At the most fundamental level: personal responsibility. Some folks are just irresponsible, while others have mental health issues that render them violent or otherwise unsafe to own a weapon of any kind. There are always a small minority in any community to ruin things for the rest of us with their poor behavior. Guns are no different.
Exacerbating the issue is that America is supposed to be a "free society" where we cherish the concepts of due process, innocence until proven guilty and guaranteed constitutional rights for all. Not to mention certain inalienable human rights.
So, if we can't suspend a persons constitutional right to own a gun until they commit a crime or otherwise have their gun rights revoked by a judge via due process under the law, the how do you stop someone with no criminal record from shooting up a school?
And, if we attempt to ban the tools, it simply won't work, IMHO. Government has never, ever been able to prohibit any object or substance or activity if the demand exists. But we could try real hard, convince law-abiding gun owners to give up their guns, outlaw more and more types of guns, and those who are willing to ignore the laws will still be armed.
Like I keep trying to remind folks, there are already tons of laws against murder, but that doesn't seem to stop folks who are intent on killing. How would any degree of a gun ban be any different? Especially considering how many guns are already in the hands of civilians.
Many developed societies consider themselves to be "free societies" (and in every case that is arguable, including the US) where the things you talk about are also cherished. Can you please stop talking as if the US's principles make it unique? You're pretty much the youngest developed nation in the world and sometimes the way you talk sounds a teenager who's telling their parents that they don't know what growing up is like. The fact that you have a Constitution does not make you unique, your history has already demonstrated that the Constitution can be changed which makes it just like anything else made by man.
I agree with you entirely on what the ('fundamental') problem is, but you haven't answered my question of what the ideal solution would fix. Also, you keep talking about bans, but frankly using the word 'ban' carries a lot of absolutist baggage that most countries have not adopted, including the UK.
Furthermore, the way you describe the 'fundamental' problem to be (the kinds of problematic people that have easy access to guns), you even go on to portray the Constitution as being a barrier to solutions. So do something about it? In your response to Pipeline 1010 you even cite the constitution as the only reason why you don't like his idea.
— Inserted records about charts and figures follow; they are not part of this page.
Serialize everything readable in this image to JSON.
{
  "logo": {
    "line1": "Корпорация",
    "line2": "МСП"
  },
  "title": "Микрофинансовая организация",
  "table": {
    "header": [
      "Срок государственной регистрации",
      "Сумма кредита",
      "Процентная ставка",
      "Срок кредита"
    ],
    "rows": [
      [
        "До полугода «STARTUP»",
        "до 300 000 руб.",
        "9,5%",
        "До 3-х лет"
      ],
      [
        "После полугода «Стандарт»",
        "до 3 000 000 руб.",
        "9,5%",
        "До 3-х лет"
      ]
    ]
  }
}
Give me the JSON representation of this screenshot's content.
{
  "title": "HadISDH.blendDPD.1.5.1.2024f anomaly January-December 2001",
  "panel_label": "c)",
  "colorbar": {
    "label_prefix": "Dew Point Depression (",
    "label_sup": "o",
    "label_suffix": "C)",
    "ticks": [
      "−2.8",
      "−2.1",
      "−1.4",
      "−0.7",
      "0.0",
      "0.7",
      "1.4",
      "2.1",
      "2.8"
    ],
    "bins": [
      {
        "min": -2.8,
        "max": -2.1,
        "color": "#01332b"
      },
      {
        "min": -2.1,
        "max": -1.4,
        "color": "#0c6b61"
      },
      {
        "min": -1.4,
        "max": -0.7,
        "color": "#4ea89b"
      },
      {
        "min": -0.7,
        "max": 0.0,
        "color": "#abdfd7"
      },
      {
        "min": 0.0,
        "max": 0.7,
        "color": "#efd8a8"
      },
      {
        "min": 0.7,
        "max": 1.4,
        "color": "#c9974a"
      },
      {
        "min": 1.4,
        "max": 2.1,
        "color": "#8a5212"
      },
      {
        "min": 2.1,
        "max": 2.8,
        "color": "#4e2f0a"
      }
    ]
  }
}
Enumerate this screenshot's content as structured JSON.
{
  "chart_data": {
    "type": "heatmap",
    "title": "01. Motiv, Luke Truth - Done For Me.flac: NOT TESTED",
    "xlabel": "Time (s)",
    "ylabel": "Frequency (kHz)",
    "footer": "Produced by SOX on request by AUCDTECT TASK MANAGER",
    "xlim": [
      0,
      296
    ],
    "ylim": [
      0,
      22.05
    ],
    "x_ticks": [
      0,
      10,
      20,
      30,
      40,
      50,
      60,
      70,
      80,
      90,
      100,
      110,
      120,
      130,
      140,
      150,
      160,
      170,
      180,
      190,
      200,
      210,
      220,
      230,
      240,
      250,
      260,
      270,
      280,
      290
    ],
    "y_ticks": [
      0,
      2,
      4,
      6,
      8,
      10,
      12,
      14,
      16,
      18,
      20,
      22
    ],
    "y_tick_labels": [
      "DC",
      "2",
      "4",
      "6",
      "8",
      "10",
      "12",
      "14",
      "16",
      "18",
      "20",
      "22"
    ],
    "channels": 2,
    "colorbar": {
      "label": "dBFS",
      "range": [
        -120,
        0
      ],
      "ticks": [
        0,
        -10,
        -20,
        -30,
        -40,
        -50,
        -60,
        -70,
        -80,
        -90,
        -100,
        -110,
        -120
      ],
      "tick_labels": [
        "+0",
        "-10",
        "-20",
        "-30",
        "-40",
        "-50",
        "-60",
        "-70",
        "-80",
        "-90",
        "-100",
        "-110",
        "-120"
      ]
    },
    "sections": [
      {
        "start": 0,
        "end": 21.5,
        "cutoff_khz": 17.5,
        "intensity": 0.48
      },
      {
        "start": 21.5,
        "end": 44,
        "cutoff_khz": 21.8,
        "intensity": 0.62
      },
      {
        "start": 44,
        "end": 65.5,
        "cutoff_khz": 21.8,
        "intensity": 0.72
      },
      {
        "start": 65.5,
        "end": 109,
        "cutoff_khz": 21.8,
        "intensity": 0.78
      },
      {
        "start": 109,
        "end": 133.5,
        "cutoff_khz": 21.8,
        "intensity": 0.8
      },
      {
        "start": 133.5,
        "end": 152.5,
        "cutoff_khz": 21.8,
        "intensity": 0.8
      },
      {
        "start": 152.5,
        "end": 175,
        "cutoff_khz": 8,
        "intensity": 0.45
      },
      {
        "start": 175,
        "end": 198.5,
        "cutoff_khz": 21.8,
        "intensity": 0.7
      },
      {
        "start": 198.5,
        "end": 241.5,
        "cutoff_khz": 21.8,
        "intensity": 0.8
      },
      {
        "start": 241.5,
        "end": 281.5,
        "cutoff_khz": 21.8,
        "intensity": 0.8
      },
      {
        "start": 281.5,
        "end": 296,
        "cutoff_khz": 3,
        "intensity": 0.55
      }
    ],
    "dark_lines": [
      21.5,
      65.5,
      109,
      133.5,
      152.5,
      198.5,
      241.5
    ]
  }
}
IMO your problem is that you describe a fundamental issue and yet can't recognise the fundamental cause of it: the default being that everyone then has easy access to obtaining firearms. The solutions you proposed earlier often revolved around the idea that you can catch problematic situations (such as worsening mental health) just in time (that's an argument I could drive a steamroller through), and even worse from your perspective I think: On one hand you talk gun ownership being a Constitutional Right (implication: set in stone, no-one can take my guns away, yadda yadda yadda), and in your earlier solutions, it very much sounds like you're treating it as a privilege that can be taken away.
If you want to continue to use the Constitutional Right argument, then I think you ought to accept that fundamentally you have to treat 2A like 1A which in America AFAIK has exceptions that are so few and minute in scope. I don't think it's a realistic view to put 1A and 2A on equal footing when you then talk about classes for gun owners. Can you imagine having mandatory classes to facilitate proper use of freedom of speech?